The Union at the start controlled over 80% of the shipyards, steamships, river boats, and the Navy. It augmented these by a massive shipbuilding program. This enabled the Union to control the river systems and to blockade the entire southern coastline.

The Union's more established government, particularly a mature executive branch which accumulated even greater power during wartime, may have resulted in less regional infighting and a more streamlined conduct of the war. Failure of Davis to maintain positive and productive relationships with state governors damaged the Confederate president's ability to draw on regional resources.

The Confederacy's tactic of engaging in major battles at the cost of heavy manpower losses, when it could not easily replace its losses.

The Confederacy's failure to fully use its advantages in guerrilla warfare against Union communication and transportation infrastructure [4]. However, as Lee warned, such warfare would prove devastating to the South, and (with the exception of Confederate partisans in Missouri) Confederate leaders shrank from it.

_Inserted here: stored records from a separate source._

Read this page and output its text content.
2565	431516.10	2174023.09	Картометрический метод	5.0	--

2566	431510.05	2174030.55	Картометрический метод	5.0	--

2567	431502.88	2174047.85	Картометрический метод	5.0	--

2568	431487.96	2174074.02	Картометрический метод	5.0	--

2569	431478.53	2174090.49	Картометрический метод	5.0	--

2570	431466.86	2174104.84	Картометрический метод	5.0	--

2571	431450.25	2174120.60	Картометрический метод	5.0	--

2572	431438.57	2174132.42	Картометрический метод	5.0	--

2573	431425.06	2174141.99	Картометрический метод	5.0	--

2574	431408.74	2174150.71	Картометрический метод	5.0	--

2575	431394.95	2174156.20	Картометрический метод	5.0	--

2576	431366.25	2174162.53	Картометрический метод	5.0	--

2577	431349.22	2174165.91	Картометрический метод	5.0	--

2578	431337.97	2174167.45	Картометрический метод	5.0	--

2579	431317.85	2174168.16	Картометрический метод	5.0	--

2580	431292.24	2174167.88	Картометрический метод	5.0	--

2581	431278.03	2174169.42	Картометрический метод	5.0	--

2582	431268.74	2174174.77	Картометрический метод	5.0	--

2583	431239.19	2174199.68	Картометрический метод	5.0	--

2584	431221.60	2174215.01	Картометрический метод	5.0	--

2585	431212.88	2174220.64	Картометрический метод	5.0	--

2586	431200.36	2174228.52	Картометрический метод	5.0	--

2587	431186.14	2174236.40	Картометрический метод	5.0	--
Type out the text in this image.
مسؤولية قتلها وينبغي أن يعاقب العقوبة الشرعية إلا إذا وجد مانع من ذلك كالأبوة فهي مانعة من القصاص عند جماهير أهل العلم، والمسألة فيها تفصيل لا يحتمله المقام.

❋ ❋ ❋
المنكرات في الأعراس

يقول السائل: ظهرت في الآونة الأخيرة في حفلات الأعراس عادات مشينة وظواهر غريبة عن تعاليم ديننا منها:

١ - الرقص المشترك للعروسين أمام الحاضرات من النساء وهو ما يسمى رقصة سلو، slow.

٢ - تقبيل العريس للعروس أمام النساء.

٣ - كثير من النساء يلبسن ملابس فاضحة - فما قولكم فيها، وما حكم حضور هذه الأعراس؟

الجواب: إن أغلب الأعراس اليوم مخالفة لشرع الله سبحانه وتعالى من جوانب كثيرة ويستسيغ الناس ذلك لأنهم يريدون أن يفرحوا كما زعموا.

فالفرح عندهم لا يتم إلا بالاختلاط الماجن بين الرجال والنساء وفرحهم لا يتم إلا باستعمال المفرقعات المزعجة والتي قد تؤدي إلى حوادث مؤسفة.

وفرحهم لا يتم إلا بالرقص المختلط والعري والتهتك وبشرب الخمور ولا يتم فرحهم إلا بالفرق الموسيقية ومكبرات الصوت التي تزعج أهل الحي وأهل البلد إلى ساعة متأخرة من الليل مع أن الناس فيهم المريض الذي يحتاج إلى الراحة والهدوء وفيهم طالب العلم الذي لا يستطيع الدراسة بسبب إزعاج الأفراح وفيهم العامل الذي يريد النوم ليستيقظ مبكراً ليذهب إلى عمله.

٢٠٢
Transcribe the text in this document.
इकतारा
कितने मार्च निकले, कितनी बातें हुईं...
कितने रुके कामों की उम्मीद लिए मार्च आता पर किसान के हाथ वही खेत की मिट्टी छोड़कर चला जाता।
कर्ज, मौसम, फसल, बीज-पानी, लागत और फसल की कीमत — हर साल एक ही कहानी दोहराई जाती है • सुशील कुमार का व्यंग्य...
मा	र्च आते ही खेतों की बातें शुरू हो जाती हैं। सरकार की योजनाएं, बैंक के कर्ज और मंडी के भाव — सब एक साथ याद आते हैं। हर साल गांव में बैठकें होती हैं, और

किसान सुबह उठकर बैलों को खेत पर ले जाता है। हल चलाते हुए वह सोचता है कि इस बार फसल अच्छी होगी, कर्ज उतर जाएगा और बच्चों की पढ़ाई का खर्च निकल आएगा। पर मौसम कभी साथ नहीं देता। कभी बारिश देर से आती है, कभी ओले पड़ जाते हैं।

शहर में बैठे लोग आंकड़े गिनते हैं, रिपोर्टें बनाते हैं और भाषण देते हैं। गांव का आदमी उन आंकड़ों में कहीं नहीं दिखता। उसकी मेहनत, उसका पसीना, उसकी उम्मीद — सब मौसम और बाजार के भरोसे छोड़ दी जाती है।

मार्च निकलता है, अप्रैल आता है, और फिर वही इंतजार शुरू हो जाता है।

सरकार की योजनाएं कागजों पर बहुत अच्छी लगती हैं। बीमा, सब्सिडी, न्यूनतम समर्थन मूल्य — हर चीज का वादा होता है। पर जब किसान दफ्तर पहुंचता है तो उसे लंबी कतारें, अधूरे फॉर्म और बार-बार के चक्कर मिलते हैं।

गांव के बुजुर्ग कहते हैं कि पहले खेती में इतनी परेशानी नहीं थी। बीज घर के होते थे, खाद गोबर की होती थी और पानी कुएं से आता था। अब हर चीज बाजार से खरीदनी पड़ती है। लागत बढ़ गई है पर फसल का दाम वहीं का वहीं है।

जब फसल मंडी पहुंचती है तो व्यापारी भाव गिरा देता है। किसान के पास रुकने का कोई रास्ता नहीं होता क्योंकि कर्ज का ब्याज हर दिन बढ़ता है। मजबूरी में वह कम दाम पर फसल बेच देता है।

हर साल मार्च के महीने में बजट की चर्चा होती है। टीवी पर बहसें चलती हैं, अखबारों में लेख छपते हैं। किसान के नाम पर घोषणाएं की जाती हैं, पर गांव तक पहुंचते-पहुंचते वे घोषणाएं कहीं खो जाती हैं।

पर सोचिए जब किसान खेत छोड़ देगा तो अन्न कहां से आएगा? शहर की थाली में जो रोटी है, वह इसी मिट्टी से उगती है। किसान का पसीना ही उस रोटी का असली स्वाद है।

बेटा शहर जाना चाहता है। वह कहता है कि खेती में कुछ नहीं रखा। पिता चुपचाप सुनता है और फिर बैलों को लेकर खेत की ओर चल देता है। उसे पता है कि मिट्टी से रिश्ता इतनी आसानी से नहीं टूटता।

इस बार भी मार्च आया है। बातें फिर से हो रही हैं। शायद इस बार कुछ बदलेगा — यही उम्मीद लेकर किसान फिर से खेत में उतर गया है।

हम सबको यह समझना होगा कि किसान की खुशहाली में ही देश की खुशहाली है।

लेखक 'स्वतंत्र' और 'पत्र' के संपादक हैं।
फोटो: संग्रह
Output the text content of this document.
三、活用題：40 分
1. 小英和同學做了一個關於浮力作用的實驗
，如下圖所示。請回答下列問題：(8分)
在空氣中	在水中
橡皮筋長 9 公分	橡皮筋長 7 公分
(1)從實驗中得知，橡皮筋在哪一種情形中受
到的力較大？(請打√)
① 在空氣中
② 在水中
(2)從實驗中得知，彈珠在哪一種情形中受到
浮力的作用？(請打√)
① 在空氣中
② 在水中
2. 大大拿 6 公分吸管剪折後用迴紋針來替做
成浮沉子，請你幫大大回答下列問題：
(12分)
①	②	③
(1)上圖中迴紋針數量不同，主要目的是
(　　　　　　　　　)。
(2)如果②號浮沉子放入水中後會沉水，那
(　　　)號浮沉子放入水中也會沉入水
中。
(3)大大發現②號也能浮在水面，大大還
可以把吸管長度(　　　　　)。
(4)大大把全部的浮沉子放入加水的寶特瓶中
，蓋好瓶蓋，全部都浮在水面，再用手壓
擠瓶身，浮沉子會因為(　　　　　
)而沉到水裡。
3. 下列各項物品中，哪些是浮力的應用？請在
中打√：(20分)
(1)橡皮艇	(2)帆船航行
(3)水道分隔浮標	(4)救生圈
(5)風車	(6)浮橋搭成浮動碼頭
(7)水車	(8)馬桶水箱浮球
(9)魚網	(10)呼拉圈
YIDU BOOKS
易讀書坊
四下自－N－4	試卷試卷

Despite the Union's many tactical blunders like the Seven Days Battle, those committed by Confederate generals, such as Lee's miscalculations at the Battle of Gettysburg and Battle of Antietam, were far more serious—if for no other reason than that the Confederates could so little afford the losses.

Lincoln proved more adept than Davis in replacing unsuccessful generals with better ones.

Strategically the location of the capital Richmond tied Lee to a highly exposed position at the end of supply lines. (Loss of Richmond, everyone realized, meant loss of the war.)

Lincoln grew as a grand strategist, in contrast to Davis. The Confederacy never developed an overall strategy. It never had a plan to deal with the blockade. Davis failed to respond in a coordinated fashion to serious threats, such as Grant's campaign against Vicksburg in 1863 (in the face of which, he allowed Lee to invade Pennsylvania).

The Confederacy's failure to win diplomatic or military support from any foreign powers. Its King Cotton misperception of the world economy led to bad diplomacy, such as the refusal to ship cotton before the blockade started.

The Confederacy may have lacked the total commitment needed to win the war [5]. It took time, however, for leaders such as Grant, Sherman, and Sheridan to emerge; in the meantime, Union public opinion wavered, and Lincoln worried about losing the election of 1864, until victories in the Shenandoah Valley and Atlanta made victory seem likely.